Secondly, it's a team of servers. It's a cache cluster. It's not just a single source like database. You have multiple servers joined in a cache cluster. So, it's a logical, you know, storage which is pooled by many servers that you can choose to add. That makes it very scalable in comparison to your relational databases. You can start off with 2 servers and you can add more servers at runtime. So, it makes it more and more scalable and as a matter of fact linearly scalable, where you can add more servers and as a result you keep increasing your request handling capacity out of NCache. Nice thing about NCache is that you use it in addition to a back-end database, a relational database. There are a lot of features which complement you use of data that comes from a backend database. So, you can always use NCache in conjunction with your relational database. It's not a replacement of your relational data sources. Some scalability numbers.
NCache is very scalable, as you add more servers NCache allows you to handle more and more requests out of NCache cluster. We recently conducted these tests in our QA environment. We use our AWS lab, where we kept on increasing load and also kept on adding more servers and up to 5 NCache servers, which is a very regular configuration for our distributed cache. We were able to achieve 2 Million requests per second and that was an upward increasing trend where we, whenever we added more servers, we added more capacity to the cache cluster. With an average 1 Kilobyte object size, this is the kind of performance you can also expect out of NCache and with better hardware you can even stretch these numbers and get better performance throughput out of NCache. By the way these benchmarks, there's a whitepaper and a video demonstration published on our website as well. So, you can also take a look at that as well.
Some deployment details. How would a typical deployment of NCache is going to look like.
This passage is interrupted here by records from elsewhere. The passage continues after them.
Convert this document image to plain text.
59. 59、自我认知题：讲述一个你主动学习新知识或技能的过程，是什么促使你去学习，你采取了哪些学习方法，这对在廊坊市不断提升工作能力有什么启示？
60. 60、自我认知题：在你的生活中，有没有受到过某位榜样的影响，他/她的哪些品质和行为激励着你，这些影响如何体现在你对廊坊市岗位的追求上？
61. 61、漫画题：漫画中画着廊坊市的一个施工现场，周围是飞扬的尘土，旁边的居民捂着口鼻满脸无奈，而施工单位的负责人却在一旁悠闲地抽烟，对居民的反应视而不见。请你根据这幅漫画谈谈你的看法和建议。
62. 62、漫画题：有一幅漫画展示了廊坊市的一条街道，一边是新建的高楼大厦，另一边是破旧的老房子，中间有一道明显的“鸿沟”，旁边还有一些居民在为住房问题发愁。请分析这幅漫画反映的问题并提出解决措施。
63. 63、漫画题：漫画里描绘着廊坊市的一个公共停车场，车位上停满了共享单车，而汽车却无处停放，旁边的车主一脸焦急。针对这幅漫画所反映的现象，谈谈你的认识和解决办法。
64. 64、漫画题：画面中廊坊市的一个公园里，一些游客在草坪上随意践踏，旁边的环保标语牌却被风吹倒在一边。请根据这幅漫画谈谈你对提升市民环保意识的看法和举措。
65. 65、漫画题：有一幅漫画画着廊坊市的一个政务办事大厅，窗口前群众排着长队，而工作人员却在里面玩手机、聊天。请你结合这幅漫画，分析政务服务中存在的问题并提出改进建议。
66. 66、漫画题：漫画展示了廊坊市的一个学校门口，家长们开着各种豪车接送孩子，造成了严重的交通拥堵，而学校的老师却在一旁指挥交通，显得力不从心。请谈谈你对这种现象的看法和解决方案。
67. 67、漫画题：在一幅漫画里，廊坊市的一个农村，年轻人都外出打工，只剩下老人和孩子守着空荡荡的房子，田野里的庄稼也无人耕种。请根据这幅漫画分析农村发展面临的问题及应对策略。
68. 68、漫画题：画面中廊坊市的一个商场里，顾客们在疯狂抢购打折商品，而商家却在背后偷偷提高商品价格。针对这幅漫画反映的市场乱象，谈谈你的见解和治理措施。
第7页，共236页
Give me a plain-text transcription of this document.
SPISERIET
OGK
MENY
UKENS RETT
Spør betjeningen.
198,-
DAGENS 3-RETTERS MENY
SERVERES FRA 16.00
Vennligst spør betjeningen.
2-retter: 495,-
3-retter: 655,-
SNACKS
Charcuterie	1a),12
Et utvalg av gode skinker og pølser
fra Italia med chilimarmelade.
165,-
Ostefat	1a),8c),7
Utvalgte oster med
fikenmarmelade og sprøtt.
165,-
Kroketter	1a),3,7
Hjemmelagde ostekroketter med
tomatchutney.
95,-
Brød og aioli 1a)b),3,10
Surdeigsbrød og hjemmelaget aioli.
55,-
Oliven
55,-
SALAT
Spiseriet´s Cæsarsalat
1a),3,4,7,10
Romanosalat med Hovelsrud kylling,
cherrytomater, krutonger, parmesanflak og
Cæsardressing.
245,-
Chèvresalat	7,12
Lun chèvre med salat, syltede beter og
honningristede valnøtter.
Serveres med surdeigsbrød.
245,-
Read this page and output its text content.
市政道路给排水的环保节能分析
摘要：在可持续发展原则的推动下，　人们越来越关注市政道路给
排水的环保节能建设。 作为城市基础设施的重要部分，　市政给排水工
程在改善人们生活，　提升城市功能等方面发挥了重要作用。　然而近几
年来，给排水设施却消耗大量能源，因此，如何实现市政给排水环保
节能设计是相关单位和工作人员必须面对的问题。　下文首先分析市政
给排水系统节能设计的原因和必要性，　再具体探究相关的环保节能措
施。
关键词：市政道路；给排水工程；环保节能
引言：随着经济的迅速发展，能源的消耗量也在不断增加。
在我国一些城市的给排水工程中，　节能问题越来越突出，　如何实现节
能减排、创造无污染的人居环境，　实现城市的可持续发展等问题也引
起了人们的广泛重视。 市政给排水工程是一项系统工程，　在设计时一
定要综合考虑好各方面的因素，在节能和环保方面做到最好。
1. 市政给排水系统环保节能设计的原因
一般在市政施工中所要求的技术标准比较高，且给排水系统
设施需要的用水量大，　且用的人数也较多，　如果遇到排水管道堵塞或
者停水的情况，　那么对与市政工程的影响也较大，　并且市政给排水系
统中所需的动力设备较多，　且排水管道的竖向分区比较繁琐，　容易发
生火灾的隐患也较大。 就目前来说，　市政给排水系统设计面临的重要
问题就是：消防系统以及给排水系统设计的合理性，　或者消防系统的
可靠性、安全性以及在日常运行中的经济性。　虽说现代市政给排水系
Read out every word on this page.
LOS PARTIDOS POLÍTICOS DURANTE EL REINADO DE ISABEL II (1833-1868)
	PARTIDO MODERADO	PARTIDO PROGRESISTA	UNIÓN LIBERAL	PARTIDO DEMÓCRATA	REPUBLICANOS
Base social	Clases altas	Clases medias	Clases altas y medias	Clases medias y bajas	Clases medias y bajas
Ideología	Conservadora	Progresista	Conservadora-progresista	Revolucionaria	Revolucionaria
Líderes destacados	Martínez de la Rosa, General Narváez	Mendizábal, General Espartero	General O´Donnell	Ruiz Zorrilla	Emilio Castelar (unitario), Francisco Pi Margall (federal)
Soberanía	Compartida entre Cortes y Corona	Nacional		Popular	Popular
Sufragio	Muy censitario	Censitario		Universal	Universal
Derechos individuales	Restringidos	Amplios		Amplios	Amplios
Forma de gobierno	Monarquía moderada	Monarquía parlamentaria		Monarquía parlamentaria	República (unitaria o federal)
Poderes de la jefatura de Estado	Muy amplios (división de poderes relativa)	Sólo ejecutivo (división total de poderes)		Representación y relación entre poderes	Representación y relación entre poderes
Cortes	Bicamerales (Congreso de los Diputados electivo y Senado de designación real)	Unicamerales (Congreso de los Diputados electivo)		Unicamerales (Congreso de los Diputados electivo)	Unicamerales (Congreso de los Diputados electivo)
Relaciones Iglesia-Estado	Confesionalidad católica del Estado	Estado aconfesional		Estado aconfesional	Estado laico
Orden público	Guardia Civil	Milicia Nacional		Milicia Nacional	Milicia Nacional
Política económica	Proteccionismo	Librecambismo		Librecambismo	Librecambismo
Here is a single-site deployment of NCache. As you can see, we have a single-site and in your case, what we talk about the WAN replication aspect of it, obviously we would have more than one deployment we would have a separate datacenter, where we would also have NCache and applications deployed.
So, with our distributed cache deployment, as shown in the diagram, let's talk about how a typical deployment looks like. So, we have a team of servers again. We have 4 to 5 servers showing in the diagram, that is where your cache cluster is hosted and as you can see, it sits in between your application and database. The idea here is that you use these sources in combination to one another, for object caching but for session caching, cache becomes your main source of data. So, all your sessions can be stored in NCache and you don't have to go anywhere else. A very flexible deployment model is available. NCache can be hosted on premise. It could be physical or virtual boxes. It could also be in cloud. It could be public or private cloud. It could also be on Azure AWS, because we have marketplace images available for both of these cloud vendors. But, in general, any server which has Windows or Linux and only prerequisite for NCache is .NET or .NET Core Framework. So, these are prereq. It's just .NET and .NET Core which NCache needs as a prereq. If that is available, NCache is very flexible to be deployed on Windows as well as on Linux environments and like I said it could be any environment as well, it could be, you can use Docker and you can also host NCache in Kubernetes cluster and that opens up a lot of other platforms. You can use it in OpenShift. You can use it in Azure Kubernetes service. You know, Elastic Kubernetes service as well. So, all those, you know, platforms are equipped and NCache is equipped to be deployed on all those platforms.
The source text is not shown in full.